# Explanation

One-shot imitation learning tries to create systems that can learn to perform new tasks with few new demonstrations. They propose another imitation learning algorithm conceptually resembling MAML that is capable of quickly learning to perform new tasks - though the degree of generalization demonstrated in this paper is arguable as the overall task remains relatively similar (block stacking) even in the "out of distribution tasks" they refer to.

For training, they create a set of tasks, and then train a meta learning algorithm that is able to quickly perform a task with few demonstrations. Their architecture uses a demonstration network to create an embedding from demonstration data, a context network to extract context from a demonstration and the current state, and then an MLP manipulator network to actually perform the task.

# Notes

> We are interested in robotic systems that are able to perform a variety of complex useful task. The robot should be able to learn new tasks without long system interaction time.

We need to be able to effectively communicate the task to the robot, and they need to have the dexterity to accomplish it.

> Demonstrations are an extremely convenient form of information we can use to teach robots to overcome these two challenges.

> Ideally, we hope to demonstrate a certain task only once or a few times to the robot, and have it instantly generalize to new situations of the same task, without long system interaction time or domain knowledge about individual tasks.

> The use of soft attention over both types of inputs made strong generalization possible.

### One Shot Imitation Learning

> For each task, the goal is to control a 7-DOF Fetch robotic arm to stack various numbers of cube-shaped blocks into a specific configuration specified by the user.

> Furthermore, in each episode the starting positions of the blocks may vary, which requires the learned policy to generalize even within the training tasks.

![Screenshot 2024-11-06 at 10.47.41 PM.png](../../../images/notes/Screenshot_2024-11-06_at_10.47.41_PM.png)

They use imitation learning with DAgger where they collect demonstrations from each task, then sample a set of tasks during training to perform meta-learning on.

### Architecture

> Our proposed architecture consists of three modules: the demonstration network, the context network, and the manipulation network.

**1. Demonstration Network**

> The demonstration network receives a demonstration trajectory as input, and produces an embedding of the demonstration to be used by the policy.

Because training sequences are long, they randomly remove a subset of the time steps, known as **temporal dropout**.

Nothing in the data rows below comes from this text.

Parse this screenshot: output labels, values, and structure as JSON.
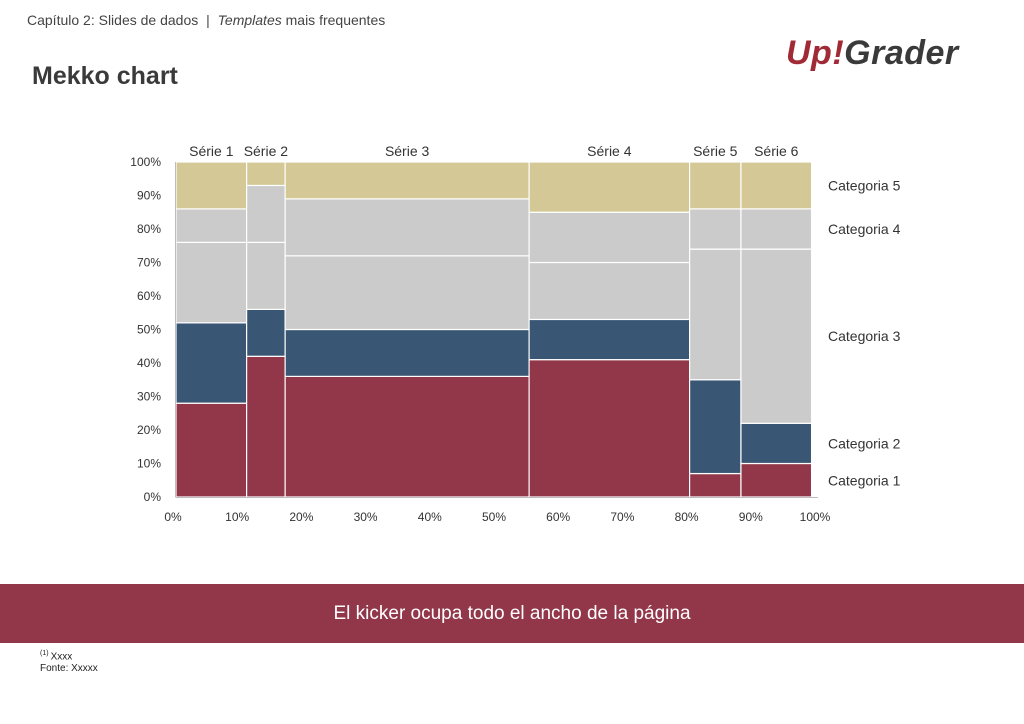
{
  "header": {
    "breadcrumb_prefix": "Capítulo 2: Slides de dados",
    "breadcrumb_sep": "|",
    "breadcrumb_italic": "Templates",
    "breadcrumb_suffix": " mais frequentes",
    "title": "Mekko chart"
  },
  "logo": {
    "up": "Up",
    "bang": "!",
    "grader": "Grader"
  },
  "colors": {
    "categoria_1": "#92364a",
    "categoria_2": "#3a5675",
    "categoria_3": "#cbcbcb",
    "categoria_4": "#cbcbcb",
    "categoria_5": "#d4c896"
  },
  "chart_data": {
    "type": "mekko",
    "title": "Mekko chart",
    "x_ticks": [
      "0%",
      "10%",
      "20%",
      "30%",
      "40%",
      "50%",
      "60%",
      "70%",
      "80%",
      "90%",
      "100%"
    ],
    "y_ticks": [
      "0%",
      "10%",
      "20%",
      "30%",
      "40%",
      "50%",
      "60%",
      "70%",
      "80%",
      "90%",
      "100%"
    ],
    "xlim": [
      0,
      100
    ],
    "ylim": [
      0,
      100
    ],
    "series": [
      {
        "name": "Série 1",
        "width": 11,
        "segments": [
          28,
          24,
          24,
          10,
          14
        ]
      },
      {
        "name": "Série 2",
        "width": 6,
        "segments": [
          42,
          14,
          20,
          17,
          7
        ]
      },
      {
        "name": "Série 3",
        "width": 38,
        "segments": [
          36,
          14,
          22,
          17,
          11
        ]
      },
      {
        "name": "Série 4",
        "width": 25,
        "segments": [
          41,
          12,
          17,
          15,
          15
        ]
      },
      {
        "name": "Série 5",
        "width": 8,
        "segments": [
          7,
          28,
          39,
          12,
          14
        ]
      },
      {
        "name": "Série 6",
        "width": 11,
        "segments": [
          10,
          12,
          52,
          12,
          14
        ]
      }
    ],
    "categories": [
      "Categoria 1",
      "Categoria 2",
      "Categoria 3",
      "Categoria 4",
      "Categoria 5"
    ],
    "legend_position": "right",
    "grid": false
  },
  "kicker": {
    "text": "El kicker ocupa todo el ancho de la página"
  },
  "footnote": {
    "marker": "(1)",
    "note": "Xxxx",
    "source": "Fonte: Xxxxx"
  }
}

> Since our neural network needs to handle demonstrations with variable numbers of blocks, it must have modules that can process variable-dimensional inputs.

We need a way to map variable inputs to variable outputs. To accomplish this, each block has it’s own attention head that takes in relevant context across all vectors, has it’s own query, and has an explicit knowledge of the block coordinates and input embedding.

We have the following output of each attention head as:

$$
\textrm{output}_i \leftarrow \textrm{Linear}(\textrm{concat}(h_i^{in}, \textrm{result}_i, (x_i, y_i, z_i), s_\textrm{robot}))
$$

**2. Context Network**

> The context network is the crux of our model. It processes both the current state and the embedding produced by the demonstration network, and outputs a context embedding.

This network provides context on the relevant demonstrations and scenario important for the task.

> For the block stacking environment specifically, the robot should only need to pay attention to the position of the block it is trying to pick up (the source block), as well as the position of the block it is trying to place on top of (the target block).

> Therefore, a properly trained network can learn to match the current
> state with the corresponding stage in the demonstration, and infer the identities of the source and target blocks expressed as soft attention weights over different blocks, which are then used to extract the corresponding positions to be passed to the manipulation network.

**3. Manipulation Network**

Once the source and target block are selected, the manipulation network just has a simple MLP that can be used to stack the block.

> This division of labor opens up the possibility of modular training: the manipulation network may be trained to complete this simple procedure.

This modularity allows the simple control network for the task. This only really works because the task is contrived. End-to-end training is likely preferable in most cases.

### Experiments

![Screenshot 2024-11-06 at 11.10.31 PM.png](../../../images/notes/Screenshot_2024-11-06_at_11.10.31_PM.png)

> As the difficulty (number of stages) increases, however, conditioning on the entire demonstration starts to outperform conditioning on the final state.

> More surprisingly, conditioning on the entire demonstration also seems to outperform conditioning on the snapshot, which we originally expected to perform the best.

### Conclusions

> In this work, we presented a simple model that maps a single successful demonstration of a task to an effective policy that solves said task in a new situation.